É possível criar uma nova economia dentro do sistema capitalista democrático para que as sociedades humanas vivam de acordo com os limites biofísicos, afirma o economista ecológico australiano Philip Lawn, professor da Flinders University, em Adelaide. Trata-se de uma economia em steady-state que não só limita a quantidade de recursos que consome e a de resíduos que libera no meio ambiente, mas busca melhorar em qualidade ao longo do tempo. Ou seja, produzir melhor em vez de produzir mais. Na opinião de Lawn, é preciso adotar esquemas de cap-and-trade para todos os recursos e resíduos, além de reformular o capitalismo para que beneficie a sociedade e os indivíduos. Os países ricos, onde o crescimento já é “deseconômico”, deveriam parar de crescer imediatamente e permitir às nações mais pobres que tenham o “espaço ecológico” para elevar seu bem-estar. Crescer continuamente é ecologicamente insustentável e torna inevitável a transição para a economia em steady-state, garante Lawn. Melhor pôr mãos e mentes à obra e começar a desenhar.
Parece haver consenso ao redor do mundo quanto à necessidade de “estimular” a economia, criar empregos e infraestrutura “verdes”. Se o objetivo é voltar a crescer, quão “verde” é esse New Deal?
Primeiro, a ideia de criar empregos e investir em infraestrutura verdes é boa. Ao mesmo tempo, se vem embutida em uma política baseada no crescimento, isso não é bom. A transição para empregos e infraestrutura verdes, por si só, não permite que as economias continuem a crescer de uma forma que não danifique o meio ambiente. A principal razão é o chamado efeito de Jevons. Para um determinado nível de atividade econômica, se você cria empregos e infraestrutura verdes, o impacto ambiental diminui.
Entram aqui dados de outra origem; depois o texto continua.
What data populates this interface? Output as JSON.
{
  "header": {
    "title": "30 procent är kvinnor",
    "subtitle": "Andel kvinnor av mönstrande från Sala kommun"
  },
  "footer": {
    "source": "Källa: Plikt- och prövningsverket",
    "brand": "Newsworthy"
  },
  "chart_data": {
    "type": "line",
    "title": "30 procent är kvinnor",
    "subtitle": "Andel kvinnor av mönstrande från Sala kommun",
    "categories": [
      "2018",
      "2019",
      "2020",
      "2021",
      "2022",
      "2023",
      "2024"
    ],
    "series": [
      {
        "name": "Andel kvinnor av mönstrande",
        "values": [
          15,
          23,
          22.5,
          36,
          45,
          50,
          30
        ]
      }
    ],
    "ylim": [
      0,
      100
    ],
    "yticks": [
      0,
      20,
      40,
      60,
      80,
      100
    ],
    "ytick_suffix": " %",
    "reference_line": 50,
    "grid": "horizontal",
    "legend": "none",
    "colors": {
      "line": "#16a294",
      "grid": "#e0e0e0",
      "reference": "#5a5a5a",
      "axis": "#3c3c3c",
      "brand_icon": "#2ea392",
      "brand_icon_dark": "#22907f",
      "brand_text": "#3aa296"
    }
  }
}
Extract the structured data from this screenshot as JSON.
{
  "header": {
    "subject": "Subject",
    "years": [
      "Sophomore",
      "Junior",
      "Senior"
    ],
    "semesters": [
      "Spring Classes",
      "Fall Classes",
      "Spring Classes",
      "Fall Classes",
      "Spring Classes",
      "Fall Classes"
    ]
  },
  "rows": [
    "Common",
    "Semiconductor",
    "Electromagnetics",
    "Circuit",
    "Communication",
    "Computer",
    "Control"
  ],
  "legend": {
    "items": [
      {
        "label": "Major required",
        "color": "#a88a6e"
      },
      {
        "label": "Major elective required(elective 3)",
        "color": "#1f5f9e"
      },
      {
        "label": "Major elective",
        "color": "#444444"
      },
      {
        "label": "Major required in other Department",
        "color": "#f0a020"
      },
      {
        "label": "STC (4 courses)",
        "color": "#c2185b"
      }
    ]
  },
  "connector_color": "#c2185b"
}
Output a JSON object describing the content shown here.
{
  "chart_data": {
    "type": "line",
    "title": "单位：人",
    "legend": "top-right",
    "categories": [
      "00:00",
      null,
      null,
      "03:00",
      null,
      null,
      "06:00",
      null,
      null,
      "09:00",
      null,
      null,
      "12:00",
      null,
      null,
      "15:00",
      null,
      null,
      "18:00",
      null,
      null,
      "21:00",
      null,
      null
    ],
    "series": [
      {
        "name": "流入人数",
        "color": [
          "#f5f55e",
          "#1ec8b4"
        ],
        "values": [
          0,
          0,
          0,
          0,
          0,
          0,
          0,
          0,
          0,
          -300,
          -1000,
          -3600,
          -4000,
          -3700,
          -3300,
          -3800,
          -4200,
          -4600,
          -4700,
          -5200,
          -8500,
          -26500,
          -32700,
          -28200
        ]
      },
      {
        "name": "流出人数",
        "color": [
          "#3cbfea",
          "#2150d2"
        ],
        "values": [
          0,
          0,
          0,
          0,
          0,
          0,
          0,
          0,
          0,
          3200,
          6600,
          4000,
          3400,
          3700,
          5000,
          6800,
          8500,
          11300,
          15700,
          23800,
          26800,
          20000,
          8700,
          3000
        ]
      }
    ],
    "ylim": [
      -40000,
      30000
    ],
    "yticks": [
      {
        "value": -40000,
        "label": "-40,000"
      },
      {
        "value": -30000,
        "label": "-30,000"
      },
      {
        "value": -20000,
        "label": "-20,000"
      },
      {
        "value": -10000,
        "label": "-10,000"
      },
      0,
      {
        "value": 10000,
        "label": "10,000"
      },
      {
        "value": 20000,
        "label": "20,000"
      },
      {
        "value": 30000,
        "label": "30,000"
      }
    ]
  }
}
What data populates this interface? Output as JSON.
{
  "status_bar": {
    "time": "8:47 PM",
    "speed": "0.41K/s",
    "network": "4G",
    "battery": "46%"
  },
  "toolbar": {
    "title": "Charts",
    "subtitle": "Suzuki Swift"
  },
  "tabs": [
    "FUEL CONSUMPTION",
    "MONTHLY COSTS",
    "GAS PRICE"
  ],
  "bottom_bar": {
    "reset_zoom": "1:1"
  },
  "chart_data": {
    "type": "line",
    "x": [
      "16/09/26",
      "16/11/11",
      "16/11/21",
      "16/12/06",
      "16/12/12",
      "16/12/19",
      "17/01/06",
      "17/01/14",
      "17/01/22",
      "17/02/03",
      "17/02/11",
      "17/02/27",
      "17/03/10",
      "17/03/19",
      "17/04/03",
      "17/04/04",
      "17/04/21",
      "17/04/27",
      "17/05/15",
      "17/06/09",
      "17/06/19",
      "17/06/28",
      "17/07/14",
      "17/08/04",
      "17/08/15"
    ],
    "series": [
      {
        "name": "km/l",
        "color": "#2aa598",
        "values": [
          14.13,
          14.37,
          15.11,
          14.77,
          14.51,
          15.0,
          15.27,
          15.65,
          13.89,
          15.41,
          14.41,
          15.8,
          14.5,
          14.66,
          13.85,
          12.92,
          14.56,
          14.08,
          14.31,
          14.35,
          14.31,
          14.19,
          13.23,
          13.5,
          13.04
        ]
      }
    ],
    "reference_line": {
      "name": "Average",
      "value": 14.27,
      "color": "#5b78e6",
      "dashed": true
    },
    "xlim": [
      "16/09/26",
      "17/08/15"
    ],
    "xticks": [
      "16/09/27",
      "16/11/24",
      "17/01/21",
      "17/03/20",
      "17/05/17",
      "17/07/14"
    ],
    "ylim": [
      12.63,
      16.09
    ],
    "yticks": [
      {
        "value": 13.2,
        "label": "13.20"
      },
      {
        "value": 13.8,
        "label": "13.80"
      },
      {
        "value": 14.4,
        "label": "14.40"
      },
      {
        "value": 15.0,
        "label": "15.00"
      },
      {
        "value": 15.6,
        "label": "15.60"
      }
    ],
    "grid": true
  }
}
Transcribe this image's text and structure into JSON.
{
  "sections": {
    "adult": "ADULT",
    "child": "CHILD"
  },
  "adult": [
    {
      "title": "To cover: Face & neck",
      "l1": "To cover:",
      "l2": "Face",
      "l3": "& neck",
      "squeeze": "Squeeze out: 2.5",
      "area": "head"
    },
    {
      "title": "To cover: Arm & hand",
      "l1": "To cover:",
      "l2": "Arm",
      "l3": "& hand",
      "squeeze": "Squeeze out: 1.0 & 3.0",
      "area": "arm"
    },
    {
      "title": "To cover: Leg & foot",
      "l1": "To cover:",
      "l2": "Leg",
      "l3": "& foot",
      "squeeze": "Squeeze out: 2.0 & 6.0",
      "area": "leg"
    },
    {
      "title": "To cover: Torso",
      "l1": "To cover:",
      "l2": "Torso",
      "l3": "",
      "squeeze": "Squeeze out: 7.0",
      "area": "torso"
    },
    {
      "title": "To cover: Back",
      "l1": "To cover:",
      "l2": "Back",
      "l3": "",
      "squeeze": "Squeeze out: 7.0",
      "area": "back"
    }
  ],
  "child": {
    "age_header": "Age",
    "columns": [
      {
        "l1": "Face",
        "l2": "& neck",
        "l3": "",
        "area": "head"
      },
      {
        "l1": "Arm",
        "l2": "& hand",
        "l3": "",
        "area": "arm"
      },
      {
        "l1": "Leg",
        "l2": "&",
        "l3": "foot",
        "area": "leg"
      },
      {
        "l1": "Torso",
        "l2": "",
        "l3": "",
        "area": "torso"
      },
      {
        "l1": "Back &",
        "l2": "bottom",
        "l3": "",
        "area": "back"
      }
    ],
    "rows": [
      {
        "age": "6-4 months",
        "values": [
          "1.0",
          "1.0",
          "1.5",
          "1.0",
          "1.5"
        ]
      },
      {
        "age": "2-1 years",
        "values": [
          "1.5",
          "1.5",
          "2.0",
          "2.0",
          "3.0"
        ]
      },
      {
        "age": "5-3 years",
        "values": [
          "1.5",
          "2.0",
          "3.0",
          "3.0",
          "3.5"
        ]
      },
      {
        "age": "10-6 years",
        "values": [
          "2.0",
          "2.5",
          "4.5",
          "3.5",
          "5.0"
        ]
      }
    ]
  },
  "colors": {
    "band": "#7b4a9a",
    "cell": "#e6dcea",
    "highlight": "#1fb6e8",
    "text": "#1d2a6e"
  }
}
Entretanto, se o volume total de atividade econômica aumenta – e é provável que aconteça se o tal New Deal se baseia na noção de economias em crescimento -, então há a possibilidade de que o efeito de escala supere os benefícios em eficiência decorrentes da transição para empregos e infraestrutura verdes. Neste caso, o impacto ambiental geral é maior.
A única maneira em que mais eficiência reduz o impacto ambiental total é se o aumento percentual em eficiência for maior do que o aumento percentual no volume total de atividade econômica. A infraestrutura tem que ser substituída, temos que assegurar que ela e os novos empregos sejam verdes, mas temos que fazer isso no contexto de uma transição para uma economia em steady-state (SSE na sigla em inglês), que não cresce fisicamente, mas melhora em qualidade ao longo do tempo.
Como os países ricos deveriam agir diante da recessão?
Uma vez que a transição para a SSE levará tempo, os governos precisam, enquanto isso, fazer o possível para reduzir o sofrimento, focando em equidade distributiva. Defendo o mecanismo Garantia de Emprego, simplesmente porque o desemprego é indefensável moralmente. É desenhado para garantir que qualquer pessoa desempregada seja empregada pelo governo e receba um salário mínimo suficiente para viver; garante pleno emprego mesmo durante uma recessão. Nas circunstâncias atuais, torna-se mais importante, porque é uma forma lógica de racionar trabalho no momento em que o PIB está caindo. Na Austrália, o governo gastou 42 bilhões de dólares australianos (A$) em dois pacotes de estímulo, mas o desemprego continua a subir. O Centre of Full Employment and Equity da Universidade de Newcastle estimou que o mecanismo traria pleno emprego ao custo de A$ 9 bilhões.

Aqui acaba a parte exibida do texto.